Sade
Sade’s music is not timeless. The group (fronted by singer and lyricist Sade Adu) composes minimalist studies of thrall and the various forms taken by its aftermath — narrow turf that, despite the instrumentalists’ smooth precision, isn’t the stuff of standards. But neither is Sade’s music of its time. Her first three albums, built on satiny hooks and suggestive of the soulless upward mobility of the ’80s, weren’t jazz or pop so much as smartly constructed bedroom music for those who indulged Robin Leach rather than watched him. But the songs — “Sweetest Taboo” and “Smooth Operator” — contained few of that decade’s de rigueur sonic parlor tricks; listened to now alongside Sade’s chart contemporaries, they make Wham! sound like Depeche Mode.
This distinction helps explain Sade’s easy resurgence. It’s been eight years since Sade’s last album, not counting a premature 1994 hits set. But with no ubiquitous single or video, or even the requisite concert tour or talk show circuit, the group is thriving amid teen pop groups and soul-patch-wearing screamers. Is it because there is a secret market for gentle piano-bar romance? Is it because the class of 1987 is now looking for discs to help unwind? Don’t bet on it. Brand loyalty has rescued Sade from obscurity. Give or take cartoonish or self-aggrandizing competition then and now (Spandau Ballet and Seal, respectively), Sade — singer and band — was and is unique among pop acts. Sade was VH-1 before VH-1 was cool, sleepy and loving it. (The critic J.D. Considine once wrote that Sade’s Stronger Than Pride was also “faster than Sominex.”) And when something is the only alternative to the worst trends of the status quo, it will be thanked and remembered. There are people out there who were waiting — and waiting a long time — for Lovers Rock. Mock today’s artists if you like, but eight years from now, only those who have been incarcerated or in a long coma will be anticipating a Britney Spears or Jennifer Lopez album.
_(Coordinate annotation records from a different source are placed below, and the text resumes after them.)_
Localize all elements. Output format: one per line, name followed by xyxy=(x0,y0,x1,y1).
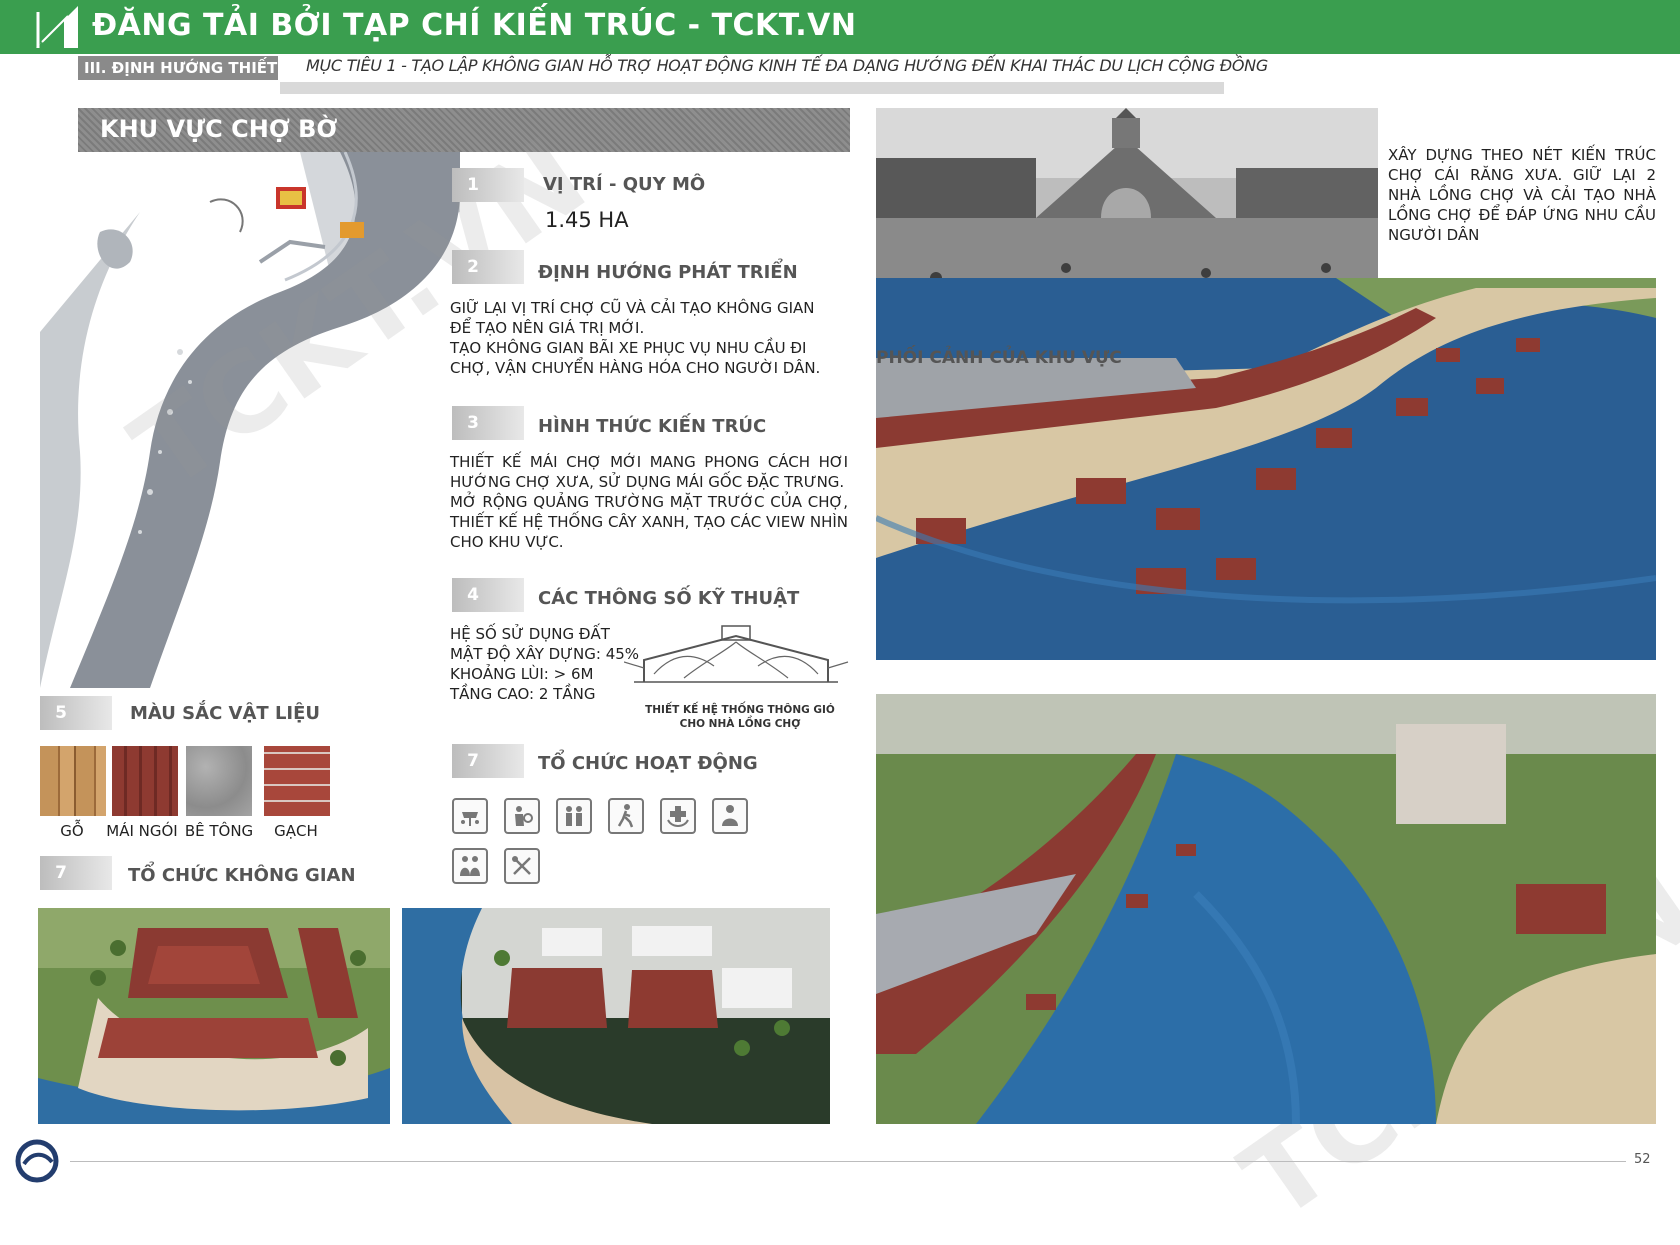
brick-swatch xyxy=(264,746,330,816)
perspective-render-top xyxy=(876,278,1656,660)
ventilation-caption: THIẾT KẾ HỆ THỐNG THÔNG GIÓ CHO NHÀ LỒNG… xyxy=(645,704,835,730)
item-number: 7 xyxy=(40,856,112,890)
perspective-render-bottom xyxy=(876,694,1656,1124)
item-number: 5 xyxy=(40,696,112,730)
footer-logo-icon xyxy=(15,1139,59,1183)
walking-icon xyxy=(608,798,644,834)
item-title-location: VỊ TRÍ - QUY MÔ xyxy=(543,174,706,195)
section-tag: III. ĐỊNH HƯỚNG THIẾT KẾ xyxy=(78,56,304,80)
shopping-icon xyxy=(504,798,540,834)
item-title-specs: CÁC THÔNG SỐ KỸ THUẬT xyxy=(538,588,800,609)
material-label: GẠCH xyxy=(274,822,318,840)
magazine-logo-icon xyxy=(36,6,78,48)
item-number: 3 xyxy=(452,406,524,440)
item-number: 2 xyxy=(452,250,524,284)
food-icon xyxy=(504,848,540,884)
item-title-space: TỔ CHỨC KHÔNG GIAN xyxy=(128,865,356,886)
perspective-section-title: PHỐI CẢNH CỦA KHU VỰC xyxy=(876,348,1122,368)
page-number: 52 xyxy=(1634,1152,1651,1167)
market-plaza-render xyxy=(402,908,830,1124)
service-icon xyxy=(660,798,696,834)
family-icon xyxy=(556,798,592,834)
banner-title: ĐĂNG TẢI BỞI TẠP CHÍ KIẾN TRÚC - TCKT.VN xyxy=(92,8,857,43)
item-scale-value: 1.45 HA xyxy=(545,208,629,232)
meeting-icon xyxy=(712,798,748,834)
item-title-architecture: HÌNH THỨC KIẾN TRÚC xyxy=(538,416,767,437)
community-icon xyxy=(452,848,488,884)
item-title-activities: TỔ CHỨC HOẠT ĐỘNG xyxy=(538,753,758,774)
roof-tile-swatch xyxy=(112,746,178,816)
item-body-architecture: THIẾT KẾ MÁI CHỢ MỚI MANG PHONG CÁCH HƠI… xyxy=(450,453,848,551)
concrete-swatch xyxy=(186,746,252,816)
historic-photo-description: XÂY DỰNG THEO NÉT KIẾN TRÚC CHỢ CÁI RĂNG… xyxy=(1388,146,1656,244)
footer-rule xyxy=(70,1161,1626,1162)
item-body-development: GIỮ LẠI VỊ TRÍ CHỢ CŨ VÀ CẢI TẠO KHÔNG G… xyxy=(450,299,821,377)
goal-text: MỤC TIÊU 1 - TẠO LẬP KHÔNG GIAN HỖ TRỢ H… xyxy=(306,56,1268,75)
item-body-specs: HỆ SỐ SỬ DỤNG ĐẤT MẬT ĐỘ XÂY DỰNG: 45% K… xyxy=(450,625,640,703)
ventilation-diagram xyxy=(624,625,849,683)
wood-swatch xyxy=(40,746,106,816)
item-number: 1 xyxy=(452,168,524,202)
item-title-materials: MÀU SẮC VẬT LIỆU xyxy=(130,703,321,724)
header-rule xyxy=(280,82,1224,94)
area-title: KHU VỰC CHỢ BỜ xyxy=(100,115,338,143)
item-number: 7 xyxy=(452,744,524,778)
item-number: 4 xyxy=(452,578,524,612)
market-aerial-render xyxy=(38,908,390,1124)
item-title-development: ĐỊNH HƯỚNG PHÁT TRIỂN xyxy=(538,262,798,283)
dining-icon xyxy=(452,798,488,834)
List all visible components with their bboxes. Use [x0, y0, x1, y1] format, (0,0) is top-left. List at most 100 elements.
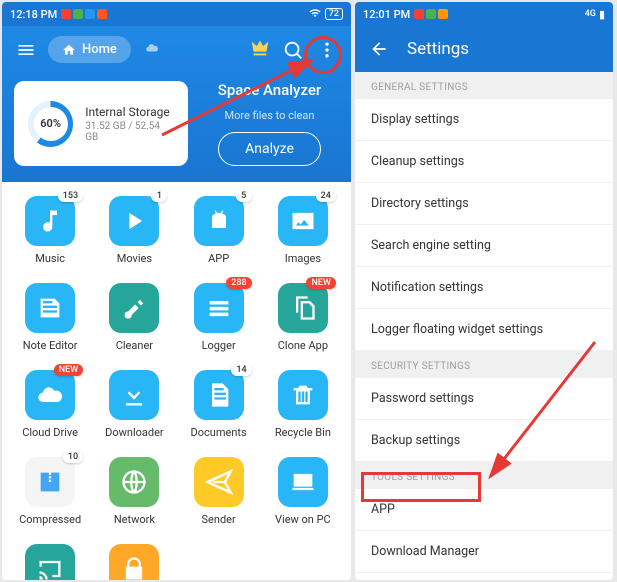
- settings-list[interactable]: GENERAL SETTINGSDisplay settingsCleanup …: [355, 72, 613, 580]
- zip-icon: 10: [25, 457, 75, 507]
- section-label: GENERAL SETTINGS: [355, 72, 613, 99]
- android-icon: 5: [194, 196, 244, 246]
- battery-icon: 72: [325, 8, 343, 20]
- badge: 1: [151, 190, 167, 202]
- tile-documents[interactable]: 14 Documents: [179, 370, 259, 439]
- setting-directory-settings[interactable]: Directory settings: [355, 183, 613, 225]
- setting-logger-floating-widget-settings[interactable]: Logger floating widget settings: [355, 309, 613, 351]
- status-time: 12:18 PM: [10, 8, 57, 21]
- tile-clone-app[interactable]: NEW Clone App: [263, 283, 343, 352]
- badge: 24: [316, 190, 336, 202]
- send-icon: [194, 457, 244, 507]
- tile-cleaner[interactable]: Cleaner: [94, 283, 174, 352]
- tile-label: Documents: [191, 426, 247, 439]
- setting-search-engine-setting[interactable]: Search engine setting: [355, 225, 613, 267]
- doc-icon: 14: [194, 370, 244, 420]
- music-icon: 153: [25, 196, 75, 246]
- home-label: Home: [82, 42, 117, 57]
- tile-movies[interactable]: 1Movies: [94, 196, 174, 265]
- settings-screen: 12:01 PM 4G ▮ Settings GENERAL SETTINGSD…: [355, 2, 613, 580]
- analyze-button[interactable]: Analyze: [218, 132, 321, 166]
- image-icon: 24: [278, 196, 328, 246]
- space-analyzer: Space Analyzer More files to clean Analy…: [200, 81, 339, 166]
- tile-compressed[interactable]: 10Compressed: [10, 457, 90, 526]
- tile-label: Recycle Bin: [275, 426, 331, 439]
- tile-logger[interactable]: 288Logger: [179, 283, 259, 352]
- status-bar: 12:01 PM 4G ▮: [355, 2, 613, 26]
- badge: 288: [226, 277, 251, 289]
- pc-icon: [278, 457, 328, 507]
- tile-label: Music: [35, 252, 65, 265]
- setting-password-settings[interactable]: Password settings: [355, 378, 613, 420]
- tile-label: Sender: [202, 513, 236, 526]
- network-label: 4G: [585, 9, 596, 19]
- setting-download-manager[interactable]: Download Manager: [355, 531, 613, 573]
- trash-icon: [278, 370, 328, 420]
- signal-icon: ▮: [599, 8, 605, 21]
- tile-view-on-pc[interactable]: View on PC: [263, 457, 343, 526]
- tile-label: Cleaner: [116, 339, 153, 352]
- home-tab[interactable]: Home: [48, 36, 131, 63]
- tile-images[interactable]: 24 Images: [263, 196, 343, 265]
- note-icon: [25, 283, 75, 333]
- settings-header: Settings: [355, 26, 613, 72]
- status-bar: 12:18 PM 72: [2, 2, 351, 26]
- tile-downloader[interactable]: Downloader: [94, 370, 174, 439]
- tile-label: Images: [285, 252, 321, 265]
- badge: NEW: [306, 277, 335, 289]
- tile-recycle-bin[interactable]: Recycle Bin: [263, 370, 343, 439]
- setting-notification-settings[interactable]: Notification settings: [355, 267, 613, 309]
- section-label: SECURITY SETTINGS: [355, 351, 613, 378]
- storage-sub: 31.52 GB / 52.54 GB: [85, 121, 174, 143]
- tile-note-editor[interactable]: Note Editor: [10, 283, 90, 352]
- tile-app[interactable]: 5 APP: [179, 196, 259, 265]
- tools-grid: 153 Music 1Movies 5 APP 24 Images Note Editor Cl…: [2, 182, 351, 580]
- file-manager-screen: 12:18 PM 72 Home: [2, 2, 351, 580]
- setting-cleanup-settings[interactable]: Cleanup settings: [355, 141, 613, 183]
- badge: 5: [236, 190, 252, 202]
- tile-label: APP: [208, 252, 229, 265]
- tile-sender[interactable]: Sender: [179, 457, 259, 526]
- analyzer-subtitle: More files to clean: [225, 109, 315, 122]
- stack-icon: 288: [194, 283, 244, 333]
- back-icon[interactable]: [369, 38, 391, 60]
- analyzer-title: Space Analyzer: [218, 81, 321, 99]
- cloud-icon: NEW: [25, 370, 75, 420]
- badge: 10: [63, 451, 83, 463]
- menu-icon[interactable]: [14, 38, 38, 62]
- cast-icon: [25, 544, 75, 580]
- play-icon: 1: [109, 196, 159, 246]
- tile-music[interactable]: 153 Music: [10, 196, 90, 265]
- setting-app[interactable]: APP: [355, 489, 613, 531]
- lock-icon: [109, 544, 159, 580]
- wifi-icon: [308, 7, 322, 22]
- status-app-icons: [414, 9, 448, 19]
- setting-display-settings[interactable]: Display settings: [355, 99, 613, 141]
- header: Home 60% Internal Storage 31.52 GB / 52: [2, 26, 351, 182]
- tile-encrypted[interactable]: Encrypted: [94, 544, 174, 580]
- more-menu-icon[interactable]: [315, 38, 339, 62]
- tile-label: Note Editor: [23, 339, 78, 352]
- tile-label: Clone App: [278, 339, 328, 352]
- clone-icon: NEW: [278, 283, 328, 333]
- storage-title: Internal Storage: [85, 105, 174, 119]
- badge: 153: [58, 190, 83, 202]
- brush-icon: [109, 283, 159, 333]
- cloud-small-icon[interactable]: [141, 40, 163, 59]
- section-label: TOOLS SETTINGS: [355, 462, 613, 489]
- tile-cloud-drive[interactable]: NEW Cloud Drive: [10, 370, 90, 439]
- tile-label: Cloud Drive: [22, 426, 78, 439]
- setting-backup-settings[interactable]: Backup settings: [355, 420, 613, 462]
- status-app-icons: [61, 9, 107, 19]
- crown-icon[interactable]: [249, 37, 271, 63]
- download-icon: [109, 370, 159, 420]
- settings-title: Settings: [407, 39, 469, 59]
- tile-cast[interactable]: Cast: [10, 544, 90, 580]
- status-time: 12:01 PM: [363, 8, 410, 21]
- search-icon[interactable]: [281, 38, 305, 62]
- tile-label: Downloader: [105, 426, 164, 439]
- storage-card[interactable]: 60% Internal Storage 31.52 GB / 52.54 GB: [14, 81, 188, 166]
- storage-ring: 60%: [28, 101, 73, 147]
- setting-window-settings[interactable]: Window settings: [355, 573, 613, 580]
- tile-network[interactable]: Network: [94, 457, 174, 526]
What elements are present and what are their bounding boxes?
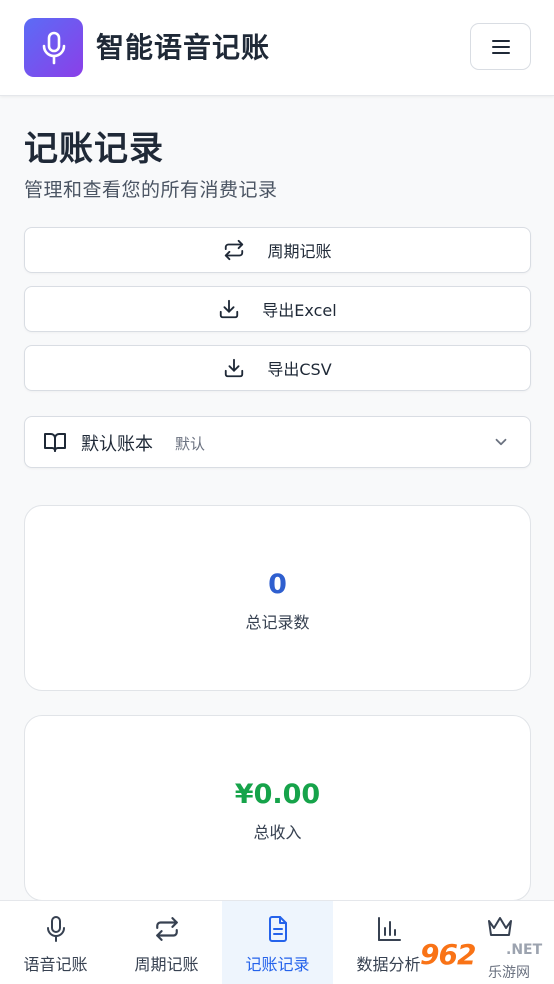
nav-recurring-bookkeeping-label: 周期记账 — [134, 955, 199, 974]
download-icon — [220, 299, 239, 319]
nav-voice-bookkeeping[interactable]: 语音记账 — [0, 901, 111, 984]
page-title: 记账记录 — [24, 129, 164, 169]
export-excel-label: 导出Excel — [262, 301, 337, 320]
export-csv-label: 导出CSV — [267, 360, 332, 379]
nav-records-label: 记账记录 — [245, 955, 310, 974]
watermark-suffix: .NET — [506, 942, 543, 958]
total-records-value: 0 — [268, 569, 287, 600]
page-subtitle: 管理和查看您的所有消费记录 — [24, 179, 278, 201]
document-icon — [268, 916, 287, 942]
microphone-icon — [42, 31, 65, 64]
book-icon — [44, 433, 66, 452]
app-logo — [24, 18, 83, 77]
nav-records[interactable]: 记账记录 — [222, 901, 333, 984]
microphone-icon — [46, 916, 65, 942]
account-book-select[interactable]: 默认账本 默认 — [24, 416, 531, 468]
crown-icon — [487, 917, 512, 936]
hamburger-menu-icon — [491, 39, 510, 54]
total-income-value: ¥0.00 — [234, 779, 321, 810]
total-income-label: 总收入 — [253, 823, 302, 842]
site-watermark: 962 .NET 乐游网 — [420, 938, 550, 982]
account-book-name: 默认账本 — [81, 434, 153, 455]
watermark-number: 962 — [420, 938, 476, 971]
menu-button[interactable] — [470, 23, 531, 70]
watermark-text: 乐游网 — [488, 965, 530, 981]
total-income-card: ¥0.00 总收入 — [24, 715, 531, 901]
total-records-label: 总记录数 — [245, 613, 310, 632]
repeat-icon — [155, 917, 178, 941]
nav-voice-bookkeeping-label: 语音记账 — [23, 955, 88, 974]
download-icon — [225, 358, 244, 378]
recurring-bookkeeping-label: 周期记账 — [267, 242, 332, 261]
account-book-tag: 默认 — [175, 435, 206, 453]
nav-recurring-bookkeeping[interactable]: 周期记账 — [111, 901, 222, 984]
top-header: 智能语音记账 — [0, 0, 554, 96]
recurring-bookkeeping-button[interactable]: 周期记账 — [24, 227, 531, 273]
total-records-card: 0 总记录数 — [24, 505, 531, 691]
export-csv-button[interactable]: 导出CSV — [24, 345, 531, 391]
app-title: 智能语音记账 — [96, 31, 271, 64]
chevron-down-icon — [495, 438, 507, 446]
repeat-icon — [225, 239, 244, 261]
export-excel-button[interactable]: 导出Excel — [24, 286, 531, 332]
bar-chart-icon — [377, 917, 401, 941]
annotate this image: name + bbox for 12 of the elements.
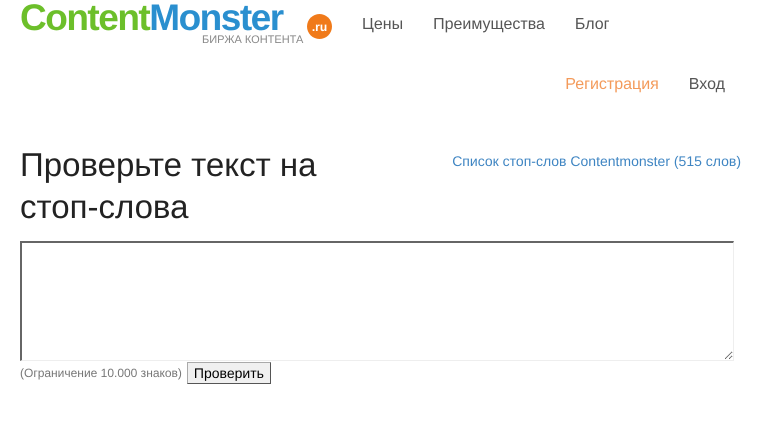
account-link[interactable]: Вход: [688, 76, 725, 94]
text-input-field[interactable]: [20, 241, 734, 361]
page-heading: Проверьте текст на стоп-слова: [20, 145, 318, 227]
nav-link[interactable]: Блог: [574, 16, 610, 34]
check-button[interactable]: Проверить: [186, 362, 271, 384]
nav-link[interactable]: Преимущества: [433, 16, 545, 34]
logo-tagline: БИРЖА КОНТЕНТА: [202, 34, 304, 46]
logo-badge: .ru: [307, 14, 332, 39]
limit-note: (Ограничение 10.000 знаков): [20, 366, 182, 380]
nav-link[interactable]: Цены: [362, 16, 404, 34]
logo-wordmark[interactable]: ContentMonster: [20, 0, 283, 36]
stopwords-link[interactable]: Список стоп-слов Contentmonster (515 слов): [452, 153, 741, 169]
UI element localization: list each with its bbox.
Lovers Rock doesn’t disappoint. Adu’s voice remains a supple conveyor of wronged womanhood, dipping lower here than before and concentrated on the far side of the beat. Her writing has sharpened, making “Immigrant” an effective silk-pajama remake of Stevie Wonder’s “Living for the City” and the title song a moving testament to enduring love. Andrew Hale emphasizes organ over more obviously programmed keyboard sounds, dovetailing with the organic, often lovely playing of guitarist Stuart Matthewman. There are few instant grabbers on the order of “No Ordinary Love.” But Lovers Rock satisfies Sade’s primary charge: texture. That it does so while subtly moving forward with equally evocative lyrics and singing that has matured compellingly is more than enough to make listeners hope that it won’t be another eight years before the group takes the next step in its evolution.